Seguì con particolare dedizione i progetti per il recupero degli ex bambini soldato e delle bambine vittime di stupro

Padre Fulvi, nato nel comune di Uzzano nel 1928, decise di entrare nella famiglia comboniana nel 1946 mentre frequentava il seminario diocesano a Pescia. Ordinato sacerdote nel 1953, fu inviato in Uganda dal ’56 al ’64. Vi ritornò nel 1990 dedicandosi fino alla sua tragica morte all’educazione dei giovani e alla  promozione vocazionale. Inoltre seguì con particolare dedizione i progetti per il recupero degli ex bambini soldato e delle bambine vittime di stupro. I mandanti dei sicari che lo assalirono in camera nella notte del 30 marzo non furono mai individuati ma non ci sono dubbi che l’opera e la testimonianza di Padre Fulvi dava noia a quei “signori della guerra” per i quali l’annuncio della Buona notizia del Vangelo, incarnata nella parola e nella vita di cristiani autentici, è ancora oggi la maggiore provocazione, spesso da mettere “a tacere”.

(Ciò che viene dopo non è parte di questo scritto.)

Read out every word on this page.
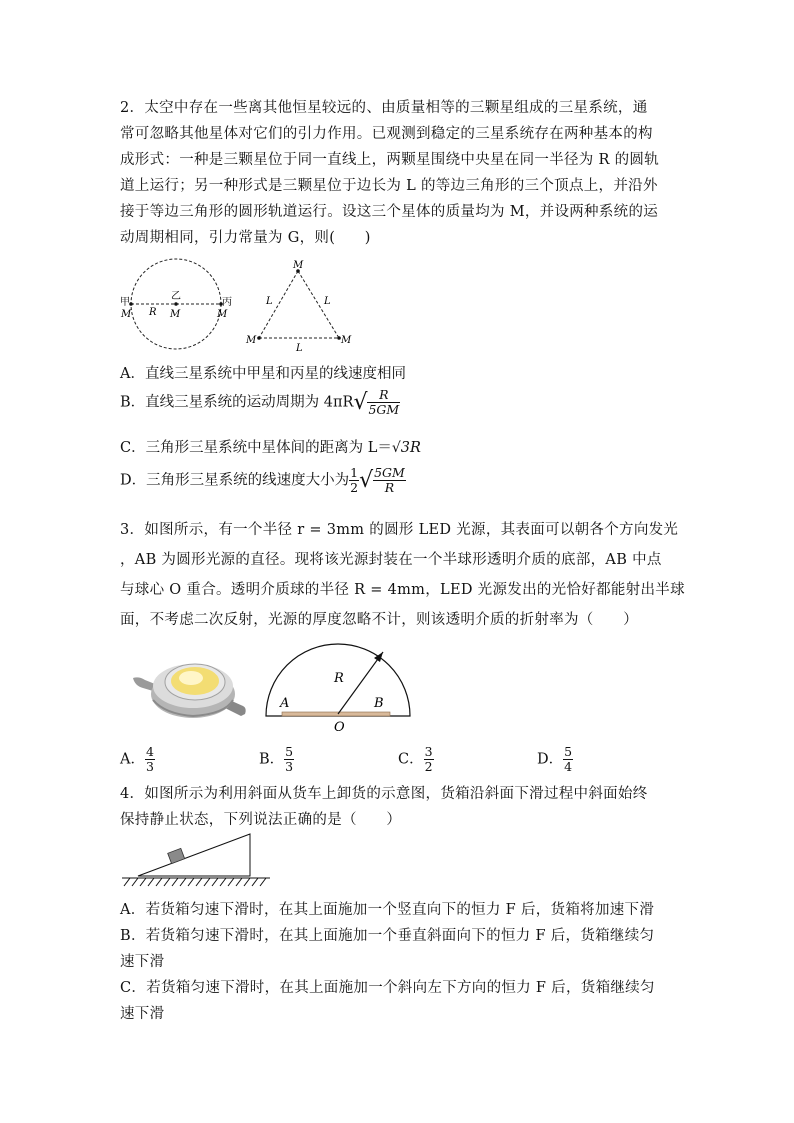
2．太空中存在一些离其他恒星较远的、由质量相等的三颗星组成的三星系统，通
常可忽略其他星体对它们的引力作用。已观测到稳定的三星系统存在两种基本的构
成形式：一种是三颗星位于同一直线上，两颗星围绕中央星在同一半径为 R 的圆轨
道上运行；另一种形式是三颗星位于边长为 L 的等边三角形的三个顶点上，并沿外
接于等边三角形的圆形轨道运行。设这三个星体的质量均为 M，并设两种系统的运
动周期相同，引力常量为 G，则(　　)
甲
乙
丙
M	M	M
R
M
M	M
L	L
L
A．直线三星系统中甲星和丙星的线速度相同
B．直线三星系统的运动周期为 $4\pi R√ \frac{R}{5GM}$
C．三角形三星系统中星体间的距离为 L＝√3R
D．三角形三星系统的线速度大小为 $\frac{1}{2}$ √ $\frac{5GM}{R}$
3．如图所示，有一个半径 r = 3mm 的圆形 LED 光源，其表面可以朝各个方向发光
，AB 为圆形光源的直径。现将该光源封装在一个半球形透明介质的底部，AB 中点
与球心 O 重合。透明介质球的半径 R = 4mm，LED 光源发出的光恰好都能射出半球
面，不考虑二次反射，光源的厚度忽略不计，则该透明介质的折射率为（　　）
A	B
O
R
A． $\frac{4}{3}$	B． $\frac{5}{3}$	C． $\frac{3}{2}$	D． $\frac{5}{4}$
4．如图所示为利用斜面从货车上卸货的示意图，货箱沿斜面下滑过程中斜面始终
保持静止状态，下列说法正确的是（　　）
A．若货箱匀速下滑时，在其上面施加一个竖直向下的恒力 F 后，货箱将加速下滑
B．若货箱匀速下滑时，在其上面施加一个垂直斜面向下的恒力 F 后，货箱继续匀
速下滑
C．若货箱匀速下滑时，在其上面施加一个斜向左下方向的恒力 F 后，货箱继续匀
速下滑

Durante la Settimana di Preghiera per l’unità dei Cristiani

Testimonianze di vita di fede declinate nell’ambito della famiglia, del servizio pastorale, dell’impegno sociale ed umano, sono state “nutrimento” prezioso per tutta la Diocesi durante l’intensa settimana  di preghiera per l’unità dei cristiani (18-25 gennaio).  Coinvolti nell’ascolto, nella riflessione e nel dialogo sia negli incontri con i laici che nei momenti di preghiera ecumenica celebrati congiuntamente nella chiesa di S.ta Pelagia della comunità Ortodossa Romena presente in Montecatini; poi nella parrocchia del Corpus Domini, le due comunità insieme al Vescovo Mons. Roberto Filippini, al Padre Matei Tulan della chiesa ortodossa e a Lidia Maggi, pastora della chiesa Battista che ha tenuto la riflessione sulla pagina del Vangelo. Persone come la giornalista e scrittrice Costanza Miriano per la famiglia; Giulia Gori della Federazione delle Chiese Evangeliche e la Comunità di S. Egidio per la solidarietà tra le Chiese, nella creazione e gestione dei corridoi umanitari per i rifugiati siriani e non solo…sono rimaste scolpite in noi non solo a livello emozionale ma come esempio che inquieta e trascina.